Accueil des Ukrainiens: une rare unanimité de l'UE sur les réfugiés

  • Les Vingt-Sept ont décidé de façon unanime et en un temps record, une semaine après le début de l'attaque russe, d'accorder aux Ukrainiens un régime de protection temporaire, en recourant à une directive de 2001 jamais utilisée jusque là
  • Premier pays d'accueil, la Pologne a ouvert ses portes à 1,2 million d'Ukrainiens ayant fui l'invasion russe, soit plus de la moitié du total, selon l'ONU mardi

BRUXELLES : L'afflux sans précédent d'exilés ukrainiens dans l'UE a suscité une réponse de solidarité unanime et rapide des Vingt-Sept, qui tranche avec leurs divisions sur l'accueil des réfugiés syriens en 2015 et les blocages persistants autour de la question hypersensible de la migration.

Premier pays d'accueil, la Pologne a ouvert ses portes à 1,2 million d'Ukrainiens ayant fui l'invasion russe, soit plus de la moitié du total, selon l'ONU mardi. 

A sa frontière avec le Bélarus en revanche, ce pays construit un mur pour bloquer migrants et demandeurs d'asile. Des milliers d'entre eux, majoritairement originaires du Moyen-Orient, avaient tenté le passage l'année dernière, Minsk étant accusé de les avoir acheminés aux frontières de l'UE.

La Hongrie, autre pays frontalier à accueillir des Ukrainiens, avait comme la Pologne rejeté les quotas de répartition de réfugiés instaurés après 2015, année au cours de laquelle plus d'un million de demandeurs d'asile (en majorité syriens, mais aussi afghans et irakiens) étaient arrivés par la mer en Europe.

Les Vingt-Sept ont décidé de façon unanime et en un temps record, une semaine après le début de l'attaque russe, d'accorder aux Ukrainiens un régime de protection temporaire, en recourant à une directive de 2001 jamais utilisée jusque là.
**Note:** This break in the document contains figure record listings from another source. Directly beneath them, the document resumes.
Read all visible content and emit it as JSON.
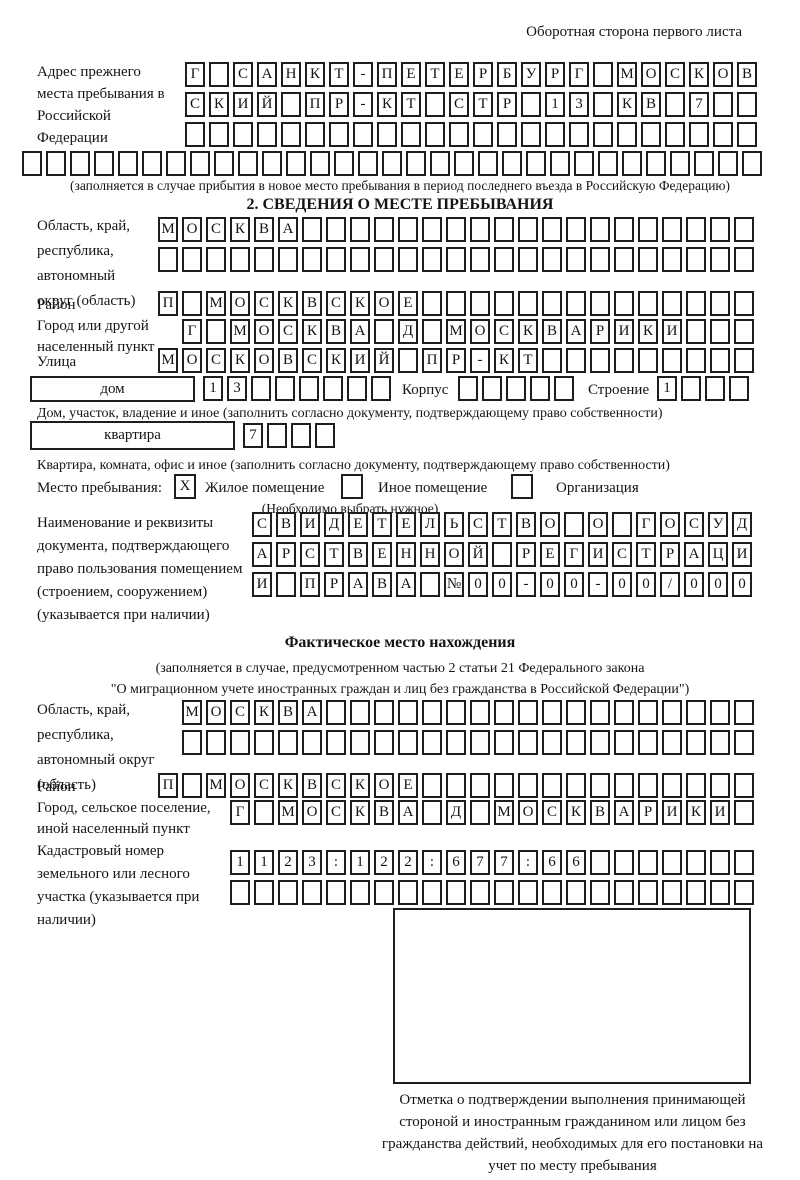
{
  "page": {
    "header_note": "Оборотная сторона первого листа"
  },
  "prev_address": {
    "label": "Адрес прежнего места пребывания в Российской Федерации",
    "rows": [
      {
        "text": "Г_САНКТ-ПЕТЕРБУРГ_МОСКОВ",
        "len": 24
      },
      {
        "text": "СКИЙ_ПР-КТ_СТР_13_КВ_7",
        "len": 24
      },
      {
        "text": "",
        "len": 24
      },
      {
        "text": "",
        "len": 31
      }
    ],
    "note": "(заполняется в случае прибытия в новое место пребывания в период последнего въезда в Российскую Федерацию)"
  },
  "section2": {
    "title": "2. СВЕДЕНИЯ О МЕСТЕ ПРЕБЫВАНИЯ",
    "region": {
      "label": "Область, край, республика, автономный округ (область)",
      "rows": [
        {
          "text": "МОСКВА",
          "len": 25
        },
        {
          "text": "",
          "len": 25
        }
      ]
    },
    "district": {
      "label": "Район",
      "row": {
        "text": "П_МОСКВСКОЕ",
        "len": 25
      }
    },
    "city": {
      "label": "Город или другой населенный пункт",
      "row": {
        "text": "Г_МОСКВА_Д_МОСКВАРИКИ",
        "len": 24
      }
    },
    "street": {
      "label": "Улица",
      "row": {
        "text": "МОСКОВСКИЙ_ПР-КТ",
        "len": 25
      }
    },
    "house": {
      "box_label": "дом",
      "row": {
        "text": "13",
        "len": 8
      },
      "korpus_label": "Корпус",
      "korpus_row": {
        "text": "",
        "len": 5
      },
      "stroenie_label": "Строение",
      "stroenie_row": {
        "text": "1",
        "len": 4
      },
      "note": "Дом, участок, владение и иное (заполнить согласно документу, подтверждающему право собственности)"
    },
    "apartment": {
      "box_label": "квартира",
      "row": {
        "text": "7",
        "len": 4
      },
      "note": "Квартира, комната, офис и иное (заполнить согласно документу, подтверждающему право собственности)"
    },
    "stay_type": {
      "label": "Место пребывания:",
      "checked_mark": "X",
      "option1": "Жилое помещение",
      "option2": "Иное помещение",
      "option3": "Организация",
      "note": "(Необходимо выбрать нужное)"
    },
    "document": {
      "label": "Наименование и реквизиты документа, подтверждающего право пользования помещением (строением, сооружением) (указывается при наличии)",
      "rows": [
        {
          "text": "СВИДЕТЕЛЬСТВО_О_ГОСУД",
          "len": 21
        },
        {
          "text": "АРСТВЕННОЙ_РЕГИСТРАЦИ",
          "len": 21
        },
        {
          "text": "И_ПРАВА_№00-00-00/000",
          "len": 21
        }
      ]
    }
  },
  "actual_location": {
    "title": "Фактическое место нахождения",
    "note_line1": "(заполняется в случае, предусмотренном частью 2 статьи 21 Федерального закона",
    "note_line2": "\"О миграционном учете иностранных граждан и лиц без гражданства в Российской Федерации\")",
    "region": {
      "label": "Область, край, республика, автономный округ (область)",
      "rows": [
        {
          "text": "МОСКВА",
          "len": 24
        },
        {
          "text": "",
          "len": 24
        }
      ]
    },
    "district": {
      "label": "Район",
      "row": {
        "text": "П_МОСКВСКОЕ",
        "len": 25
      }
    },
    "city": {
      "label": "Город, сельское поселение, иной населенный пункт",
      "row": {
        "text": "Г_МОСКВА_Д_МОСКВАРИКИ",
        "len": 22
      }
    },
    "cadastral": {
      "label": "Кадастровый номер земельного или лесного участка (указывается при наличии)",
      "rows": [
        {
          "text": "1123:122:677:66",
          "len": 22
        },
        {
          "text": "",
          "len": 22
        }
      ]
    }
  },
  "confirmation": {
    "note": "Отметка о подтверждении выполнения принимающей стороной и иностранным гражданином или лицом без гражданства действий, необходимых для его постановки на учет по месту пребывания"
  }
}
Un "exploit" s'agissant du sujet de la migration, "souvent considéré comme toxique ou difficile", avait commenté la commissaire européenne aux Affaires intérieures, Ylva Johansson.

Même si la vague de réfugiés de 2015, souvent qualifiée de "crise migratoire", avait suscité des réactions de solidarité au sein de la population européenne et de la part d'Etats comme l'Allemagne, la question du partage des responsabilités entre Etats membres avait profondément divisé le bloc.
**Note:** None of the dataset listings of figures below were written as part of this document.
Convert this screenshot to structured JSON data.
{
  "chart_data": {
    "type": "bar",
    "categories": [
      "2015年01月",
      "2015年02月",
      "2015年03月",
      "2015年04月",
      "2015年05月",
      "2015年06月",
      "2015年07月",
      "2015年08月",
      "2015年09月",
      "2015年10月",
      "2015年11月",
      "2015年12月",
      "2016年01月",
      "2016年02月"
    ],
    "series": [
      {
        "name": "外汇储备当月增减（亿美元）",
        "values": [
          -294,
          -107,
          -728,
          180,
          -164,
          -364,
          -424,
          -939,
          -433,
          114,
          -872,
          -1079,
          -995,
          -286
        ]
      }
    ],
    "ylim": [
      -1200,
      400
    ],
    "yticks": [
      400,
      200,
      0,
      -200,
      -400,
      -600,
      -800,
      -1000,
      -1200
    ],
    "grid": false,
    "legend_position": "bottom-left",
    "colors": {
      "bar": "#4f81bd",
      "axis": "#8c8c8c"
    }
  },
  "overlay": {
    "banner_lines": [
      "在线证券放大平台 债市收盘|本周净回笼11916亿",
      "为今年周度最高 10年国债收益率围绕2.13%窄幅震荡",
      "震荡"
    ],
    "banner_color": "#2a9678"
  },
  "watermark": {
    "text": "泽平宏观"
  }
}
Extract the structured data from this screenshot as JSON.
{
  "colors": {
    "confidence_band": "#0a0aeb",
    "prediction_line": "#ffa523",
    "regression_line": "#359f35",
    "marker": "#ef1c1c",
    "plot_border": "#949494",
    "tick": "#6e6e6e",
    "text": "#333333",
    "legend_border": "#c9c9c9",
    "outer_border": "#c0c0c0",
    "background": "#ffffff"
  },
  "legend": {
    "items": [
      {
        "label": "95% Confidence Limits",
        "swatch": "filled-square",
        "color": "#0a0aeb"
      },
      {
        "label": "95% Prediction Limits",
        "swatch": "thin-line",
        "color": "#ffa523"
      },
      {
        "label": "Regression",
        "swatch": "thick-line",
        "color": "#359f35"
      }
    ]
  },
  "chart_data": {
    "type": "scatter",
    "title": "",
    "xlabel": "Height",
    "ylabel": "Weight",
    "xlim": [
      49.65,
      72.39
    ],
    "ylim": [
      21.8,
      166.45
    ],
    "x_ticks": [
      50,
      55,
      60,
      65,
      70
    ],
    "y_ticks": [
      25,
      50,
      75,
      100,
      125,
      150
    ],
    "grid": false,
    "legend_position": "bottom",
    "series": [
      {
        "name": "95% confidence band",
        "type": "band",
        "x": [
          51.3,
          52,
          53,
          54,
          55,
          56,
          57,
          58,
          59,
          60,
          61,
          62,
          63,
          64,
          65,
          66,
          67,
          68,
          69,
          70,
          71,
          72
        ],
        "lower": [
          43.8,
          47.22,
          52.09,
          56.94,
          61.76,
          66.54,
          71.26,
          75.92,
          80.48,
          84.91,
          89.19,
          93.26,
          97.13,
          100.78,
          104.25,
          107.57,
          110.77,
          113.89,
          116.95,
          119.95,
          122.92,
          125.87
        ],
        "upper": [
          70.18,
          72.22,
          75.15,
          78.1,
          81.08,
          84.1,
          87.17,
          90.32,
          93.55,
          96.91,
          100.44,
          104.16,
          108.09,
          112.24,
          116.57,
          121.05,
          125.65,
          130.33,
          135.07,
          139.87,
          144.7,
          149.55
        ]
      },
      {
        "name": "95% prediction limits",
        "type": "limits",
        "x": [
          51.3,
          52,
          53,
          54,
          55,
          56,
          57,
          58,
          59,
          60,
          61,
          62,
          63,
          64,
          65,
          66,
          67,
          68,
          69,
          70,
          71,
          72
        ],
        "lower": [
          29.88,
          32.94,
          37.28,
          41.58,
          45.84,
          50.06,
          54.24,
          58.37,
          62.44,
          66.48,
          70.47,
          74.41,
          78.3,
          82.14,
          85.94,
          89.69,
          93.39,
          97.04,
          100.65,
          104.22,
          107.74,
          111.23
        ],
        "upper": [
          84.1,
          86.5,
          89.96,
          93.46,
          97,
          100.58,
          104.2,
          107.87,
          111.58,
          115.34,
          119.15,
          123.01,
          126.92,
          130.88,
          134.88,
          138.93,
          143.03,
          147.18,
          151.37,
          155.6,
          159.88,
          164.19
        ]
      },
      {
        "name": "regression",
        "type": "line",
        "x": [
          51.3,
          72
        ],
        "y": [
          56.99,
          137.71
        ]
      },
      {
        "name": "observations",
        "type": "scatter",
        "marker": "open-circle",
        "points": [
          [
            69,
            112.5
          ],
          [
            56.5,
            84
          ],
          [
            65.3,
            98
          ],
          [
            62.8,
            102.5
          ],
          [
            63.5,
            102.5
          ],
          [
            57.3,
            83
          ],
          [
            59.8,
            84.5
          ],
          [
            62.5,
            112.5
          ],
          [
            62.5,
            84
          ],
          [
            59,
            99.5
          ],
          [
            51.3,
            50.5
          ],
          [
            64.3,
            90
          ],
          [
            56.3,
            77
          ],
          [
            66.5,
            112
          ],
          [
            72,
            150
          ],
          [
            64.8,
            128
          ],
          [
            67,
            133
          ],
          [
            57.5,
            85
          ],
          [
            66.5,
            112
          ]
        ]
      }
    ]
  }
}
L'unanimité actuelle s'explique par la proximité géographique de ce pays voisin de l'UE, et le fait que la guerre qui s'y déroule est liée à des "questions de sécurité qui dépassent le cadre de l'Ukraine et concernent tout le continent européen", souligne Marie De Somer, spécialiste de la migration au think tank European Policy Centre.

 

La barre des 2 millions de réfugiés d'Ukraine franchie en seulement 12 jours

La barre des 2 millions de personnes fuyant les combats en Ukraine pour trouver refuge à l'étranger a été dépassée mardi, seulement 12 jours après le début de l'invasion ordonnée par le président russe Vladimir Poutine, selon les derniers décomptes de l'ONU.
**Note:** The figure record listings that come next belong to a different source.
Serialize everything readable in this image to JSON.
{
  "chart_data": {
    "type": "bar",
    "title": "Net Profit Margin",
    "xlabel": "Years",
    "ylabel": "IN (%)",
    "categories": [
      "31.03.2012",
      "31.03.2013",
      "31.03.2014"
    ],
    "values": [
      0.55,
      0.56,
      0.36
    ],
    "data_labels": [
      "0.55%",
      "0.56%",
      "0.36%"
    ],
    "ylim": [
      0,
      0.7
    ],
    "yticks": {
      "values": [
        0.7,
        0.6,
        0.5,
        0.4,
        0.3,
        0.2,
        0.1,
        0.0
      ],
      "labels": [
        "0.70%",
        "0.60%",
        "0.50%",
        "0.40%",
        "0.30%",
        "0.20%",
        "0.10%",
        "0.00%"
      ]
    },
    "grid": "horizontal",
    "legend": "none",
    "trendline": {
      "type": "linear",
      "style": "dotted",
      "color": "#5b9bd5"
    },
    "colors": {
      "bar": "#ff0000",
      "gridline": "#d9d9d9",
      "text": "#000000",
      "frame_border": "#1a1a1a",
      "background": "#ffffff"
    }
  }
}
Le Haut Commissariat aux réfugiés (HCR) recensait exactement 2 011 312 réfugiés sur son site internet dédié vers 10H30 GMT. Ce sont plus de 276 000 de plus que lors du précédent pointage lundi.

Les autorités et l'ONU s'attendent à ce que le flot s'intensifie encore, notamment en cas d'ouverture de corridors humanitaires qui doivent permettre en théorie aux civils encerclés dans des grandes villes ukrainiennes de sortir.

Plusieurs tentatives dans ce sens ont pour l'instant échoué.

"Aujourd'hui, le flot de réfugiés venus d'Ukraine atteint 2 millions. 2 millions", a tweeté le Haut Commissaire aux réfugiés, Filippo Grandi. Selon lui, c'est l'exode le plus rapide qu'a connu l'Europe depuis la Deuxième guerre mondiale.

Il vient d'effectuer une visite en Roumanie, Moldavie et Pologne, trois des pays frontaliers de l'Ukraine, qui accueillent le plus de gens qui ont fui leur pays après l'invasion. M. Grandi a salué leur accueil "exemplaire". 

Selon l'ONU, quatre millions de personnes pourraient vouloir quitter le pays pour échapper à la guerre.

Avant ce conflit, l'Ukraine était peuplée de plus de 37 millions de personnes dans les territoires contrôlés par Kiev - qui n'incluent donc pas la Crimée annexée par la Russie, ni les zones sous contrôle des séparatistes pro-russes.

«Préjugés»

"La moindre expression de désunion ou de panique de la part de l'UE serait exploitée par Vladimir Poutine", explique aussi Catherine Woollard, directrice du Conseil Européen pour les réfugiés et exilés (ECRE), un réseau européen d'ONG, qui avait milité en vain pour l'activation de la protection temporaire pour les réfugiés en 2015.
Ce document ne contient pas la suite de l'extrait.